In a post from over a year ago at Just Thomism, James Chastek writes about the use of scapegoats: “We use video media to make scapegoats that allow us to effortlessly gain power over things that are above us. I have two in mind: Hitler and the saint.” Chastek goes on to describe the reason why these two tropes are continually invoked, and it occurred to me that Christians (and others) often do precisely the same thing when it comes to economic systems and schools of thought.

“An adoring admirer once approached Mother Teresa and praised her as a saint,” Chastek writes. “Teresa’s response was blunt and very striking: you want me to be a saint so you don’t have to be.The implication here being that the saint-as-ideal often can be twisted into the saint-as-excuse. He continues, “[W]e make the saint into some other that has the job of being good for the rest of us.” Thus, we make the “saint” superhuman, righteous in a way that we ought not to expect of ourselves. Yet, of course, while an “other,” the saint is still one of us: “They sanctify the group (that is, us) while we get to go on living just as we have.”

The “Hitler” trope works similarly:

Hitler is made to be the ultimate out-group: he is racist, but we are not; he is genocidal, but we are not; he is a man in a strange country ranting in a strange language in front of frenzied crowds, but we live in our own country, speaking a familiar language, making our decisions without dramatic ranting in front of frenzied crowds. Hitler’s evil makes us infallibly good—all we have to do is think that all races are good, and we become good (since we aren’t Hitler). We can even consider these races in the abstract without having to think of concrete persons, much less love them. Just as the presence of the saint makes us holy by group membership without having to change anything about our lives, Hitler makes us holy by presence in a group we exclude from ourselves without having to change anything about our lives.

That is, because we, clearly, are not Nazis and certainly not Hitler, we aren't evil, racist, and so on. Because we can point to someone immeasurably worse than ourselves—so we think—we justify ourselves and exempt ourselves from the hard work of righteousness. With these scapegoats in mind, think now of the many debates regarding Christian social thought.

There are champions of the free market who, it may be said, embrace “an answer searching for a question” mentality. What’s the socioeconomic problem? Who cares! Whatever it is, the answer is the market. The market is the saint who does the work of righteousness for them. Conversely, everyone knows the cause of all the world’s problems for such people: socialism, their Hitler.

The opposite can be said for some Christian socialists: what’s the problem?
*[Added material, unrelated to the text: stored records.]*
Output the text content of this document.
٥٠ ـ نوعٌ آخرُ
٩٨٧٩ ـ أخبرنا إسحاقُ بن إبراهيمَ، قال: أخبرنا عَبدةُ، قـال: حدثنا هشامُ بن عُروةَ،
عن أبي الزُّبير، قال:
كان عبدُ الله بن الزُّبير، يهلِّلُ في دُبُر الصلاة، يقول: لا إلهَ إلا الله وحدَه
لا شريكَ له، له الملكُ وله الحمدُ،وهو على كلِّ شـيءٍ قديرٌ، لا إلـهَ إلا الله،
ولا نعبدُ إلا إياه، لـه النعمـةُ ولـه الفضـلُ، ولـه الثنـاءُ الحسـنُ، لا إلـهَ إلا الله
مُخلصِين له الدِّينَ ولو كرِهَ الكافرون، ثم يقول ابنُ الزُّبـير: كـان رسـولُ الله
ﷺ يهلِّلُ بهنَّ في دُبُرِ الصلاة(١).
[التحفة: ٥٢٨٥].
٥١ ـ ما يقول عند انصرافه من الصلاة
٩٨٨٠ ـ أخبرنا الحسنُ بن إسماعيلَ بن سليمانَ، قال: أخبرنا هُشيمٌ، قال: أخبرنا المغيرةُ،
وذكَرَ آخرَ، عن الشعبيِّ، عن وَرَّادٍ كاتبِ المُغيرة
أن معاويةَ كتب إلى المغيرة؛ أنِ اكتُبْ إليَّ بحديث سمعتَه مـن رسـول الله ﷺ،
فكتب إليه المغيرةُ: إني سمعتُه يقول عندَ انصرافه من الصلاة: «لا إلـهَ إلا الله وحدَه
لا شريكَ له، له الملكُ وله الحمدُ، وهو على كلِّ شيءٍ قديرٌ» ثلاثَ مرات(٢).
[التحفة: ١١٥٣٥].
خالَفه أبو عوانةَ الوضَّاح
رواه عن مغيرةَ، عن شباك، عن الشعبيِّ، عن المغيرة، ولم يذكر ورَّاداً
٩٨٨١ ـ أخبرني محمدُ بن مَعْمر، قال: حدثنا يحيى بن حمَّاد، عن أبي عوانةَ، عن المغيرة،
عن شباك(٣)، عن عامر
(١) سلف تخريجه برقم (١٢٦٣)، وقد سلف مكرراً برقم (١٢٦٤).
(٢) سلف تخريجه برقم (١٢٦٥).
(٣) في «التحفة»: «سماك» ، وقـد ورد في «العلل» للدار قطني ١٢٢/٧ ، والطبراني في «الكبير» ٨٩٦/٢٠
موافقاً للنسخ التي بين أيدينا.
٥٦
Capitalism is the cause! The pristine compassion and justice of socialism are the solution. And thank goodness we have them, because in that case we need be neither righteous nor wicked; we can be happily lukewarm.

Proponents of various “third way” systems, such as distributism, often have a similar problem, except they have two Hitlers: capitalism and socialism. Thank goodness they, however, are not like those who advocate such sinful systems, and if only somewhere in the world people would give their ideas a try, they would see it for the saintly system of social salvation that it is. Forget Benthamite calculus, all society needs are the right Chestertonian tweaks to make it the nearest embodiment of the kingdom to come.

Now, it is no secret that my own sympathies lie with advocates of the free economy. But I think applying Chastek’s tropes to social systems is a helpful caution to socially-conscious Christians, wherever their sympathies may lie, that there is a great danger in personifying our ideals. If we fail to pay attention to the concrete, we will end up no more than ideologues ourselves, failing to offer any concrete help to those in need, whether in the realm of public policy or to our neighbors within our various communities, both far and near.

In reality, as the German economist Walter Eucken observed, actually existing economies involve a web of various market forms, with up to 100 different possible combinations of various types of supply and demand (competitive, semi-oligopolistic, oligopolistic, semi-monopolistic, and monopolistic), each of which can be either open or closed. And market forms, of course, are only one of many aspects of an economy. Reality doesn’t often give us easy choices between good and evil but requires a high level of prudence and discernment. In other words, it requires hard work.

My point is not that every time a person advocates capitalism, socialism, or any other economic “-ism” that she must, therefore, be scapegoating. Rather the goal is to encourage my coreligionists (and myself) to get beyond the abstract.

Do you support capitalism? Socialism? Distributism? Something else? Wonderful. What does that look like among the mess of market forms that actually constitute the economy you participate in every day? Rather than criticizing those policies that fall short of your saintly ideal or align too closely with your Hitler, what ones constitute a first step in the right direction for you? And why? And what are the actual consequences, intended or otherwise, that may come about?

While there is a place for simply outlining one’s ideal, if we wish to actually do some good ourselves, we need to get our hands dirty in the mire of material reality. Gnostic scorn for the concrete and this-worldly boasts a broad road with a wide gate, but it is the narrow road of reality that leads to life; not only for ourselves, but for the common good; not just for this world, but for the kingdom of God.

So release the scapegoat into the wilderness, I say, and let’s steer the conversation toward what concrete ways we can better love our neighbors in our economic life in the future.